No one else has addressed this for a while, so I'll take a stab at it. This is all purely high-level theoretical though, since I have not read the paper on the original patience algorithm.
The LCS (longest common subsequence) algorithms are all about reducing the time spent finding a minimal edit distance solution. The standard (dynamic programming) solution is O(MN) where M is the number of symbols in the original string and N is the number of symbols in the target string. In our case, the "symbols" are lines, and the "string" is the collection of lines, rather than strings with characters (where the symbols would be, e.g., ASCII codes). We simply fill in an M x N matrix of "edit costs"; when we're done, we produce the actual edit by tracing a minimal path backwards through the resulting matrix. See https://jlordiales.me/2014/03/01/dynamic-programming-edit-distance/ for an example. (Web page found via Google search: it's not something I had anything to do with, other than to scan it at high speed for correctness now. It seems correct. :-) )
Actually computing this matrix is fairly expensive for big files, since M and N are the number of source lines (usually approximately equal): a ~4k line file results in ~16M entries in the matrix, which must be filled in completely before we can trace the minimal path back.
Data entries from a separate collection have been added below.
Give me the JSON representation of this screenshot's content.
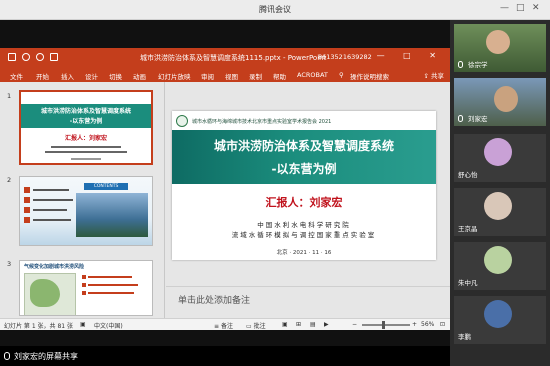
{
  "meeting": {
    "title": "腾讯会议",
    "share_status": "刘家宏的屏幕共享"
  },
  "powerpoint": {
    "file_title": "城市洪涝防治体系及智慧调度系统1115.pptx - PowerPoint",
    "account": "8613521639282",
    "ribbon_tabs": [
      "文件",
      "开始",
      "插入",
      "设计",
      "切换",
      "动画",
      "幻灯片放映",
      "审阅",
      "视图",
      "录制",
      "帮助",
      "ACROBAT",
      "操作说明搜索"
    ],
    "share_label": "共享",
    "notes_placeholder": "单击此处添加备注",
    "status": {
      "slide_count": "幻灯片 第 1 张，共 81 张",
      "language": "中文(中国)",
      "notes": "备注",
      "comments": "批注",
      "zoom": "56%"
    },
    "thumbnails": [
      {
        "num": "1",
        "title": "城市洪涝防治体系及智慧调度系统",
        "subtitle": "-以东营为例",
        "reporter": "汇报人：刘家宏",
        "selected": true
      },
      {
        "num": "2",
        "title": "CONTENTS"
      },
      {
        "num": "3",
        "title": "气候变化加剧城市洪涝风险"
      }
    ]
  },
  "slide": {
    "header": "城市水循环与海绵城市技术北京市重点实验室学术报告会 2021",
    "title_line1": "城市洪涝防治体系及智慧调度系统",
    "title_line2": "-以东营为例",
    "reporter": "汇报人：刘家宏",
    "org_line1": "中国水利水电科学研究院",
    "org_line2": "流域水循环模拟与调控国家重点实验室",
    "date": "北京 · 2021 · 11 · 16"
  },
  "participants": [
    {
      "name": "徐宗学",
      "avatar_color": "#5b7a4a"
    },
    {
      "name": "刘家宏",
      "avatar_color": "#7a6a55"
    },
    {
      "name": "舒心怡",
      "avatar_color": "#c9a1d6"
    },
    {
      "name": "王京晶",
      "avatar_color": "#d9c7b8"
    },
    {
      "name": "朱中凡",
      "avatar_color": "#b9d2a0"
    },
    {
      "name": "李鹏",
      "avatar_color": "#4a6fa8"
    }
  ]
}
Moreover, comparing "symbols" is no longer as trivial as comparing characters, since each "symbol" is a complete line. (The usual trick is to hash each line and compare hashes instead during the matrix generation, and then re-check during traceback, replacing "keep unchanged symbol" with "delete original and insert new" if the hash misled us. This works fine even in the presence of hash collisions: we may get a very slightly sub-optimal edit sequence, but it will practically never be awful.)
LCS modifies the matrix-calculation by observing that keeping long common subsequences ("preserve all these lines") almost always results in a big win. Having found some good LCS-es, we break the problem into "edit the non-common prefix, keep the common sequence, and edit the non-common suffix": now we calculate two dynamic programming matrices, but for smaller problems, so it goes faster. (And, of course, we can recurse on the prefix and suffix. If we had a ~4k-line file and we found ~2k totally-unchanged, in-common lines near the middle, leaving ~0.5k lines at the top and ~1.5k at the bottom, we can check for long common sub-sequences in the ~0.5k "top has a difference" lines, and then again in the ~1.5k "bottom has a difference" lines.)
LCS does poorly, and thus results in terrible diffs, when the "common subsequences" are trivial lines like }
, that have lots of matches but are not really relevant. The patience diff variant simply discards these lines from the initial LCS calculation, so that they're not part of a "common subsequence". This makes the remaining matrices larger, which is why you must be patient. :-)
The result is that patience diff is no help here because our problem has nothing to do with common subsequences. In fact, even if we discarded LCSes entirely and just did one big matrix, we'd still get an undesirable result. Our problem is that the cost of deleting:
- * Function foo description.
- */
-function foo() {}
-
-/**
(and inserting nothing) is the same as the cost of deleting:
-/**
- * Function foo description.
- */
-function foo() {}
-
The cost of either one is just "delete 5 symbols". Even if we weight each symbol—make non-empty lines "more expensive" to delete than empty lines—the cost remains the same: we're deleting the same five lines, in the end.
What we need, instead, is some way to weight lines based on "visual clustering": short lines at an edge are cheaper to delete than short lines in the middle. The compaction heuristic added to Git 2.9 attempts to do this after the fact. It's obviously at least slightly flawed (only blank lines count, and they have to actually exist, not just be implied by reaching an edge). It might be better to do the weighting during matrix-filling (assuming what's left, after doing LCS elimination, really is going through the full dynamic programming matrix). This is nontrivial, though.